CPS: Mapping Physical Coordinates to High-Fidelity Spatial Transcriptomics via Privileged Multi-Scale Context Distillation
We introduce the Cell Positioning System (CPS), a context-aware implicit neural representation framework designed to map physical coordinates to high-fidelity spatial transcriptomics via a privileged multi-scale context distillation strategy. CPS treats multi-scale tissue niches as privileged information, employing a teacher network equipped with a multi-scale niche attention mechanism to capture adaptive biological interactions during training. This structural knowledge is explicitly distilled into a student coordinate network, enabling the generation of context-aware expression landscapes solely from spatial coordinates during inference.

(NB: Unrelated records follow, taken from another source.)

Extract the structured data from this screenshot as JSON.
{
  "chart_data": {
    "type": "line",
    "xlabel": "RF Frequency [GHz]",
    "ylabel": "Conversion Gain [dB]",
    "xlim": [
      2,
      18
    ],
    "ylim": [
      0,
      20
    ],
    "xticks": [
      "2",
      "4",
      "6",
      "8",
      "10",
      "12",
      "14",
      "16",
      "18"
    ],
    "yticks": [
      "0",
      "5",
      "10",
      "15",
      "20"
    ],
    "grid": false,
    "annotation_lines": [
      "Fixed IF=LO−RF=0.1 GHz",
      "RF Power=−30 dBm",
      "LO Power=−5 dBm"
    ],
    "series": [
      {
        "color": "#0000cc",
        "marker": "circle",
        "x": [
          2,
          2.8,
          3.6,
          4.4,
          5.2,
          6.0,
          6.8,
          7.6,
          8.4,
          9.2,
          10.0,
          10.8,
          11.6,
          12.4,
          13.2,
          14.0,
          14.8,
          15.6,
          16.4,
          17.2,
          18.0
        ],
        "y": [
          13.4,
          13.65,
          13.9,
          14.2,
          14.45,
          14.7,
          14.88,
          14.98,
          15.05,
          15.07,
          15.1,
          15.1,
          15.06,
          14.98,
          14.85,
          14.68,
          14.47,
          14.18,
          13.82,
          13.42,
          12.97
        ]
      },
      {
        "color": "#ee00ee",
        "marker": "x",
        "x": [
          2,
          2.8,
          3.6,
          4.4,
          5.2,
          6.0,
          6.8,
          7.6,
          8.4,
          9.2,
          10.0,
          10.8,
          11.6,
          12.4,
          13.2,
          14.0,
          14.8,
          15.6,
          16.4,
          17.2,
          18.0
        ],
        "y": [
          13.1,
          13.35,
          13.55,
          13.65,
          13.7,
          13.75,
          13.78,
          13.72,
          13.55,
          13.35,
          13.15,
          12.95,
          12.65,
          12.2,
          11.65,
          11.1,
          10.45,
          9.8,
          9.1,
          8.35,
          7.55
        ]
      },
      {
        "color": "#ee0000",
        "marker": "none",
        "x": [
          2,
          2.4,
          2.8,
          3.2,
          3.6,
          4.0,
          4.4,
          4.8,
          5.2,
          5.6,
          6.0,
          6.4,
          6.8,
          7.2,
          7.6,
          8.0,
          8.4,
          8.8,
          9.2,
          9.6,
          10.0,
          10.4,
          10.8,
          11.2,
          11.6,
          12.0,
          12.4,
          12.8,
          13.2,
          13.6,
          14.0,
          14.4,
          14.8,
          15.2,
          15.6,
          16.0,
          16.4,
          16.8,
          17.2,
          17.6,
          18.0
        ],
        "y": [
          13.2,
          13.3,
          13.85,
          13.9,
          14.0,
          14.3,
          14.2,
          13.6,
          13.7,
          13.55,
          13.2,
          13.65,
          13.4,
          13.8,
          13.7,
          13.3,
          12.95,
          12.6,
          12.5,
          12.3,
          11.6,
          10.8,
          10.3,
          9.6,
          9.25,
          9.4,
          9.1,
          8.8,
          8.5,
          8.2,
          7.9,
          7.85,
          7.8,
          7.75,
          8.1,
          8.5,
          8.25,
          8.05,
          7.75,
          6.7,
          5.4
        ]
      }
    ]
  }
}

We provide comprehensive Jupyter notebooks to reproduce the results and figures presented in the paper. The experiments are organized into three main directories: benchmark, case_study, and Interpret.
-
📂 benchmark/: Contains benchmarks for Spatial Imputation and Gene Imputation on the 12-slice DLPFC dataset.
1_spatiual_imputation_DLPFC.ipynb: Benchmarking spatial imputation performance on #151673 .2_gene_imputation_DLPFC.ipynb: Benchmarking gene imputation performance on #151673.3_DLPFC_12_SI.ipynb&4_DLPFC_12_GI.ipynb: Detailed benchmarking scripts for the 12 DLPFC slices.
-
📂 case_study/: Demonstrates Super-Resolution (SR) capabilities and Scalability analysis.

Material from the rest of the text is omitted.